How to Do Drugs in Amsterdam
You made it. You are in Amsterdam, the world headquarters of tolerance, open love, and the best green smoke in the universe. You hop off the train and the beautiful Old World city hits you in the face with a swirling mix of bicycles, murky canals, and a wall of sweet-smelling ganja. You want some. But how do you go about it without appearing like a fiend or worse, a stupid newbie tourist?
Even in the City of No Rules, there are a few things you should know:
- Find a coffeeshop, any coffeeshop. “Coffeeshop” is Amsterdam slang for “Weed Café.”

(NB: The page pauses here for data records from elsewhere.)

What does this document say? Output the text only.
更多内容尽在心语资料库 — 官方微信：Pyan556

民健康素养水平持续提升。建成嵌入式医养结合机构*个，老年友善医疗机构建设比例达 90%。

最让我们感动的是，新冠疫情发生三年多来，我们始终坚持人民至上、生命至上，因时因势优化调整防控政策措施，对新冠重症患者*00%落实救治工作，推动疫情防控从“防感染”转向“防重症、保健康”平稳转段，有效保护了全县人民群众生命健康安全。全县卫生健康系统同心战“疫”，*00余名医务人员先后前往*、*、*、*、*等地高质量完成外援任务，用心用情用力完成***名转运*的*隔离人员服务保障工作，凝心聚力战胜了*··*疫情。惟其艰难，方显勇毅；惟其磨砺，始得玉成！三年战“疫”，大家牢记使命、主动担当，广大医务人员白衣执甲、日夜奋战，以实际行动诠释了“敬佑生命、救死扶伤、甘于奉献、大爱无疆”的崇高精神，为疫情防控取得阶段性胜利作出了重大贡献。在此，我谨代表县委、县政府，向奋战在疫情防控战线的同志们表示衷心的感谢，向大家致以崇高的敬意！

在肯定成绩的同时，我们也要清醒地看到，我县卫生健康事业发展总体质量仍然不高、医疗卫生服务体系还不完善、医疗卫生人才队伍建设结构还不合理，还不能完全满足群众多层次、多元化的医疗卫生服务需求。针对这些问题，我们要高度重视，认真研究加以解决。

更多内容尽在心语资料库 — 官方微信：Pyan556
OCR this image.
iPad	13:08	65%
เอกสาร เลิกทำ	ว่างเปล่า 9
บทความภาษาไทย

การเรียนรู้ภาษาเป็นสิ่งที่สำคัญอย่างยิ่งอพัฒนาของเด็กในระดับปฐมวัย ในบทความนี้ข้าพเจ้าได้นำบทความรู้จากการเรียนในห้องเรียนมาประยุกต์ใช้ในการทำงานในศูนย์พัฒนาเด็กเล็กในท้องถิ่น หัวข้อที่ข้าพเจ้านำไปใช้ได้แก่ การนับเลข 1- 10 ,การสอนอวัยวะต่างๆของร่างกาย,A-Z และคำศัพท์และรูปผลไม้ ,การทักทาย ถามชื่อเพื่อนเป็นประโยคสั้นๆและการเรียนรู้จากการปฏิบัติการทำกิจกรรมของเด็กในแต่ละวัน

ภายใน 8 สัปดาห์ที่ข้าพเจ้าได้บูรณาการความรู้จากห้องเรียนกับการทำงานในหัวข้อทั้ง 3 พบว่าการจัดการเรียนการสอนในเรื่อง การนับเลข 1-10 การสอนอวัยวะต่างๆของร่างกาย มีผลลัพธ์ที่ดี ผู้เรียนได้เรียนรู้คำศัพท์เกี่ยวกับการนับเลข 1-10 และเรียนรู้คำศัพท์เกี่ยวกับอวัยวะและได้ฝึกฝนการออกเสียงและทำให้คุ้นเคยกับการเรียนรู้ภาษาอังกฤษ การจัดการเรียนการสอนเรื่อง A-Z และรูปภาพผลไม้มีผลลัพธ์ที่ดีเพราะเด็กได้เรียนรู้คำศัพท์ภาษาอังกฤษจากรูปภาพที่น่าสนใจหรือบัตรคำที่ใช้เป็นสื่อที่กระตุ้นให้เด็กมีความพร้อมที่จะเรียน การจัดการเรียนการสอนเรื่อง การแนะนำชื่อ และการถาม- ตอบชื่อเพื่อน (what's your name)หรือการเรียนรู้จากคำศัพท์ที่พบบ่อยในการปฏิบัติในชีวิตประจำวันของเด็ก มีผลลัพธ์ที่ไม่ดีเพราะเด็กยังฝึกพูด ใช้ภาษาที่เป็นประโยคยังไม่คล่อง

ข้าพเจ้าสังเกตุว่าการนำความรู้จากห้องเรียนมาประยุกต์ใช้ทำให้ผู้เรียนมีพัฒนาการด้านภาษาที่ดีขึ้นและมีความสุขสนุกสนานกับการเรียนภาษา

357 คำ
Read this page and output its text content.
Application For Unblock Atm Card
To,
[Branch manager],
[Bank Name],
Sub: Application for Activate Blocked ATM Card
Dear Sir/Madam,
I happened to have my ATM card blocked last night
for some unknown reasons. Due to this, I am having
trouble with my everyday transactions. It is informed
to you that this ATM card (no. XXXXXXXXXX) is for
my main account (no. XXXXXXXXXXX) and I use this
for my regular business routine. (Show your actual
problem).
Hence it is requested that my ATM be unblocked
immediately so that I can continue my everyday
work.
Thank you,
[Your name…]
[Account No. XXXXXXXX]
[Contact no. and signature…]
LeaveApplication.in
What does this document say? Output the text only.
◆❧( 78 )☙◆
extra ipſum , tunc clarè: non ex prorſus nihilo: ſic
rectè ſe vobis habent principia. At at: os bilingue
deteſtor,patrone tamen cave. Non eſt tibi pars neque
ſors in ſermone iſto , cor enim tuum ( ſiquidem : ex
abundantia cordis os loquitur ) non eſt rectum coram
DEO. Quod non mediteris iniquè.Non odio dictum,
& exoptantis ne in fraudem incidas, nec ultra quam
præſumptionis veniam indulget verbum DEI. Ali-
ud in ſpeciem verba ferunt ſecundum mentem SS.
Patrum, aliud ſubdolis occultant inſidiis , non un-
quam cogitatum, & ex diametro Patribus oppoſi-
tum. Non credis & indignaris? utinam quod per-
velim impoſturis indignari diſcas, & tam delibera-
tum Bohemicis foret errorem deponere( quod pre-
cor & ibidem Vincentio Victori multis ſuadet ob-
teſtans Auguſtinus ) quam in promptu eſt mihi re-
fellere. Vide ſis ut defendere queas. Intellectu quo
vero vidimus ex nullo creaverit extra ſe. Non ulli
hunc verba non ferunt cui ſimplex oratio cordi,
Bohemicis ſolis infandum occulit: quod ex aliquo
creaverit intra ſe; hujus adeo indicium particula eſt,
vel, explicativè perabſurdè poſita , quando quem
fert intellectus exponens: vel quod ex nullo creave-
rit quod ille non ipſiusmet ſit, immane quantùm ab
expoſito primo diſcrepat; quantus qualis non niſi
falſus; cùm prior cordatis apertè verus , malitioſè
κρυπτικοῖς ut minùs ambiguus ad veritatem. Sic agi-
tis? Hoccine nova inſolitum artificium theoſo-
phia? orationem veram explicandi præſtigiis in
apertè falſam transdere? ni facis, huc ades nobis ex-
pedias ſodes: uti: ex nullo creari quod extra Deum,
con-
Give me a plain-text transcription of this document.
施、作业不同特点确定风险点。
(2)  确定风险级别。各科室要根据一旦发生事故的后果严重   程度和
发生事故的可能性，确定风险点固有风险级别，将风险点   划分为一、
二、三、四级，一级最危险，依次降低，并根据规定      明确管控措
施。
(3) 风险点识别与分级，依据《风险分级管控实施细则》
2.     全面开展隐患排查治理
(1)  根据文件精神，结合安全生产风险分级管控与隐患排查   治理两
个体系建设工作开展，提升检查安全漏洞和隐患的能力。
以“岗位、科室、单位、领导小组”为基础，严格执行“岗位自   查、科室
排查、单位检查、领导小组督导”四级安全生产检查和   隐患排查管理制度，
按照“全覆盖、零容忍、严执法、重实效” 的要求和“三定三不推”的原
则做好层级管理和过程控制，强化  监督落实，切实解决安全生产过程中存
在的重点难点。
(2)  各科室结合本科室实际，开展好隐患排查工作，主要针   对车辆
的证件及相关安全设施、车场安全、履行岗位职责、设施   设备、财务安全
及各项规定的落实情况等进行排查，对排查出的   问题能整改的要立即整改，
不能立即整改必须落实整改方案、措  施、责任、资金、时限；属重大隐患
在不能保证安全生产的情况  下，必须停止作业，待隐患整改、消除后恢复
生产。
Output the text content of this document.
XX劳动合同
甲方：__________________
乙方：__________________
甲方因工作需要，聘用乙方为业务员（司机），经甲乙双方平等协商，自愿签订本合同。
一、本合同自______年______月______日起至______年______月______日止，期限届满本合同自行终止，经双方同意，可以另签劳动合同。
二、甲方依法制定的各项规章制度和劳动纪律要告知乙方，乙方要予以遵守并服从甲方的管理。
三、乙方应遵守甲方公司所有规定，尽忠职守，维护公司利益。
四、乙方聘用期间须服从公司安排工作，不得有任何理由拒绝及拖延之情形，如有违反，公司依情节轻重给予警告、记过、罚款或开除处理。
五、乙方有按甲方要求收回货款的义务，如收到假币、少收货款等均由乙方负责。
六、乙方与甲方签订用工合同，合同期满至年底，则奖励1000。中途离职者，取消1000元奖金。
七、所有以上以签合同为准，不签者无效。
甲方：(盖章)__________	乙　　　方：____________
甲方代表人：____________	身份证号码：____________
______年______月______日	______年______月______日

- Ask to see the menu. You will sound like you know what you are doing.
- Pick a couple varieties of marijuana, but don’t go hog wild on your very first try. Buy small amounts. There are many coffeeshops to explore in the city and many fat, crystally buds to put in your brain. Take your time.
- Most coffeeshops have bongs you can borrow to smoke out of. You don’t have to call them water pipes, either.
- Remember: the weed in Amsterdam is probably WAY steazier than the shit you smoke at home. Don’t go frickin’ crazy. Pace yourself.
- You will probably also see hash and mushrooms on the menu; again- don’t go nuts your first hour in the city. Never forget that you are in a foreign country and unfamiliar settings don’t go too well with tripping your balls off. Take it easy, cowboy.
- Almost all Europeans smoke spliffs (a cone-shaped filtered joint with weed and tobacco) rather than joints (a straight little cigarette of pure weed). Each person usually rolls and smokes their own, rather than rolling one for the group which is passed around. You CAN however roll your version of a cigarette bizarre and attempt to pass it around for the amusement of the Europeans.
- There is a dark element in Amsterdam, particularly in and around the Red Light District. Two creepy guys emerge out of an alley and try to sell you hash? Don’t be an idiot. Buy all your drugs from legitimate, legal sources- isn’t that part of the novelty of being in Amsterdam in the first place?
- Don’t do sketchy drugs. There are fun drugs, and there are sketchy drugs. Know the difference and do not dabble in the latter.
- Hash should be smoked along with weed; just place a little bit on top and hit it lightly with the flame. A little dab will do ya.
- Space Cake will remind you without question that THC is a hallucinogen. Do not consume this angelic-looking cake decorated with whipped cream and candy sprinkles lightly.
- Speaking of hallucinogens, magic mushrooms abound in Amsterdam. If you consume, make sure you have a safe and secure place to retreat to if need be. You don’t want to be seeing pink gorillas on the tram when you realized you didn’t book a room for the night and all the hostels are full.
- Respect the city. If you see no smoking signs, don’t light up.
- The countries bordering the Netherlands do not share the same tolerant drug laws; bring weed into them and you can get busted. Traveling with any sort of drug is a bad idea and dogs regularly patrol the trains leaving Amsterdam. That said, the puppies rarely go into the smoking cars of the train as the cigarette stench messes with their noses, and if your drugs are riding in the trashcan beside you instead of on your person, well then, they’re not yours, are they?
- The most important thing to remember while doing drugs in Amsterdam: LEAVE THE COFFEESHOP. Nice and stoned? Don’t waste your whole vacation inside the hazy walls of a tobacco-stained coffeeshop drooling into your plate of hash brownies. Amsterdam is an amazing, vibrant, historical city. Experience art museums, flea markets, historic architecture, canal cruises, and windmills- and take heaps of pictures so you can actually remember your trip!